In hindsight, it wasn't all on Sheets because the Brewers couldn't find a way to crack Zambrano (12-4), who struck out nine in eight scoreless innings.
But the Brewers were down only 1-0 before things crashed down on Sheets.
The Cubs' explosive sixth made it the second time in three days that a Brewers starter was shelled in a middle inning. On Sunday, the Astros scored seven times off Jeff Suppan in the fifth to turn a 4-1 deficit into an 8-4 lead.
Chicago got five singles, a double and a triple before Sheets was able to record an out in the sixth Tuesday, and that fly to deep center scored a run, too.
Derrek Lee singled and Aramis Ramirez doubled (his second of three two-baggers on the night) before Kosuke Fukudome brought them both home. Brewers left fielder Ryan Braun charged Fukudome's liner to left and dived at it, but it bounced past him and to the wall for a triple.
Brewers manager Ned Yost said the dive was Braun's only play, but Braun said he probably could have pulled up and tried to simply keep the ball in front of him.
"With the way Zambrano's throwing, you've got to try to make a play right there," Braun said. "If I would have played that conservatively, they would have had first and third, nobody out, up 2-0. I felt like I needed to be aggressive, try to make a play, and unfortunately I couldn't get to it."
Fukudome came home on Mark DeRosa's single, and Mike Fontenot and Geovany Soto loaded the bases with two more singles.
When Zambrano grounded to short, J.J. Hardy threw home but watched the ball hit DeRosa in the back and bounce away. Alfonso Soriano's sacrifice fly made it 6-0 and signaled the end of the night for Sheets (10-4).
Yost said his strategy with the Brewers' top two starters -- Sheets and CC Sabathia -- is to give them more rein to get themselves out of trouble.
"With all-star pitchers, you have to allow them the ability to work through tough situations because they have proven to you that they're capable of getting through those situations," Yost said. "Now, they're not going to do it every time, and obviously Benny couldn't do it tonight. But with that strategy, you're going to win a lot of ball games with a pitcher like Ben Sheets and CC Sabathia."

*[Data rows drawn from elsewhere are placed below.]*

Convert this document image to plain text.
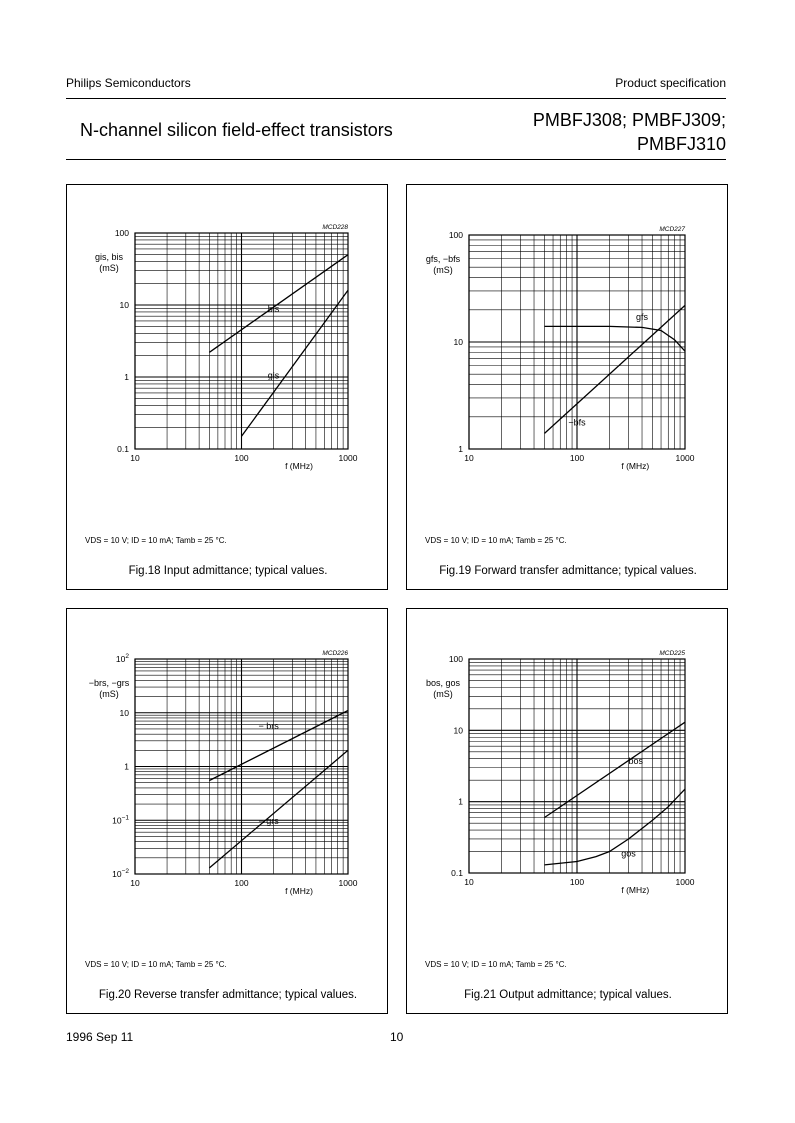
Philips Semiconductors	Product specification
N-channel silicon field-effect transistors	PMBFJ308; PMBFJ309;
PMBFJ310
10	100	1000
0.1
1
10
100
MCD228
gis, bis
(mS)
f (MHz)
bis
gis
VDS = 10 V; ID = 10 mA; Tamb = 25 °C.
Fig.18 Input admittance; typical values.
10	100	1000
1
10
100
MCD227
gfs, −bfs
(mS)
f (MHz)
gfs
−bfs
VDS = 10 V; ID = 10 mA; Tamb = 25 °C.
Fig.19 Forward transfer admittance; typical values.
10	100	1000
$10^{-2}$
$10^{-1}$
1
10
$10^2$	MCD226
−brs, −grs
(mS)
f (MHz)
− brs
− grs
VDS = 10 V; ID = 10 mA; Tamb = 25 °C.
Fig.20 Reverse transfer admittance; typical values.
10	100	1000
0.1
1
10
100
MCD225
bos, gos
(mS)
f (MHz)
bos
gos
VDS = 10 V; ID = 10 mA; Tamb = 25 °C.
Fig.21 Output admittance; typical values.
1996 Sep 11	10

The outing launched Sheets' ERA for July from 3.04 to 4.34, the highest of any month this season. In his five July starts, he was 1-2, and he has gone four starts without a victory. The last time he had a longer stretch was on both ends of a stop on the disabled list in 2005.
On Tuesday, he couldn't keep the Cubs off the bases -- he never retired more than four straight batters in facing 28 -- but it didn't initially cost him on the scoreboard.

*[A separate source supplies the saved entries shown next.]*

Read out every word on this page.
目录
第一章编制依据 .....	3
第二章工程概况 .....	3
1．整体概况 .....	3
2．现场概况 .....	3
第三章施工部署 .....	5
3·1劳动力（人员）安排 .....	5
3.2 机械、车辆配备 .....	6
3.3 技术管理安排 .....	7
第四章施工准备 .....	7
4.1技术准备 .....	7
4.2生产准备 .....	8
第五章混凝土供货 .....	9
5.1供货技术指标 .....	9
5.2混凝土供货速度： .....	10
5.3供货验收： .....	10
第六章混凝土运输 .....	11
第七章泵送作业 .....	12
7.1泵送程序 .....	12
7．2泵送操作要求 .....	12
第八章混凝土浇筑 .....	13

Chicago had at least one runner on base in each inning that Sheets worked and got the leadoff runner on base each inning from the third through the sixth.

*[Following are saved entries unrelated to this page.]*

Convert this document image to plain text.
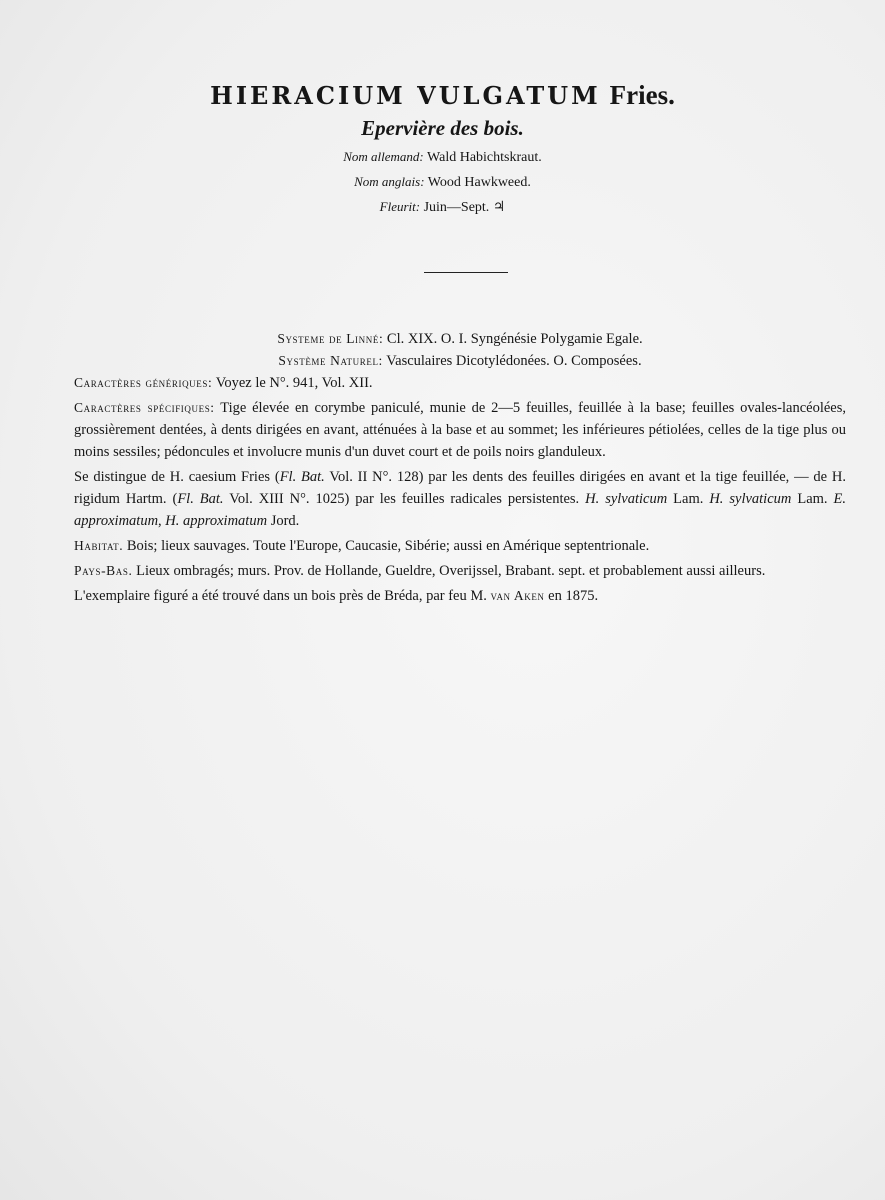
HIERACIUM VULGATUM Fries.
Epervière des bois.
Nom allemand: Wald Habichtskraut.
Nom anglais: Wood Hawkweed.
Fleurit: Juin—Sept. ♃

Systeme de Linné: Cl. XIX. O. I. Syngénésie Polygamie Egale.

Système Naturel: Vasculaires Dicotylédonées. O. Composées.

Caractères génériques: Voyez le N°. 941, Vol. XII.

Caractères spécifiques: Tige élevée en corymbe paniculé, munie de 2—5 feuilles, feuillée à la base; feuilles ovales-lancéolées, grossièrement dentées, à dents dirigées en avant, atténuées à la base et au sommet; les inférieures pétiolées, celles de la tige plus ou moins sessiles; pédoncules et involucre munis d'un duvet court et de poils noirs glanduleux.

Se distingue de H. caesium Fries (Fl. Bat. Vol. II N°. 128) par les dents des feuilles dirigées en avant et la tige feuillée, — de H. rigidum Hartm. (Fl. Bat. Vol. XIII N°. 1025) par les feuilles radicales persistentes. H. sylvaticum Lam. H. sylvaticum Lam. E. approximatum, H. approximatum Jord.

Habitat. Bois; lieux sauvages. Toute l'Europe, Caucasie, Sibérie; aussi en Amérique septentrionale.

Pays-Bas. Lieux ombragés; murs. Prov. de Hollande, Gueldre, Overijssel, Brabant. sept. et probablement aussi ailleurs.

L'exemplaire figuré a été trouvé dans un bois près de Bréda, par feu M. van Aken en 1875.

The Cubs left runners on third in the first and third innings but broke through in the fourth. Ramirez doubled to open the inning and advanced on a wild pitch that proved important when he scored on DeRosa's one-out sacrifice fly.
Since an eight-game winning streak that included a seven-game road sweep coming out of the all-star break, the Brewers have lost four of five at home, guaranteeing their first losing home stand since April 21-27 against St. Louis and Florida.
It only makes matters worse that the two most recent losses came to the team they're chasing and with Milwaukee's two best pitchers on the mound.
"Nobody's won the Central title right now," Sheets said. "We don't want to give no more away, but there's still a lot of season left. ... We've still got a very good team, regardless of what's happened the last couple of days."
Jeff Hanisch/Associated Press
The Milwaukee Brewers' Ben Sheets reacts after giving up a two-run triple to the Chicago Cubs' Kosuke Fukudome during the sixth inning Tuesday in Milwaukee.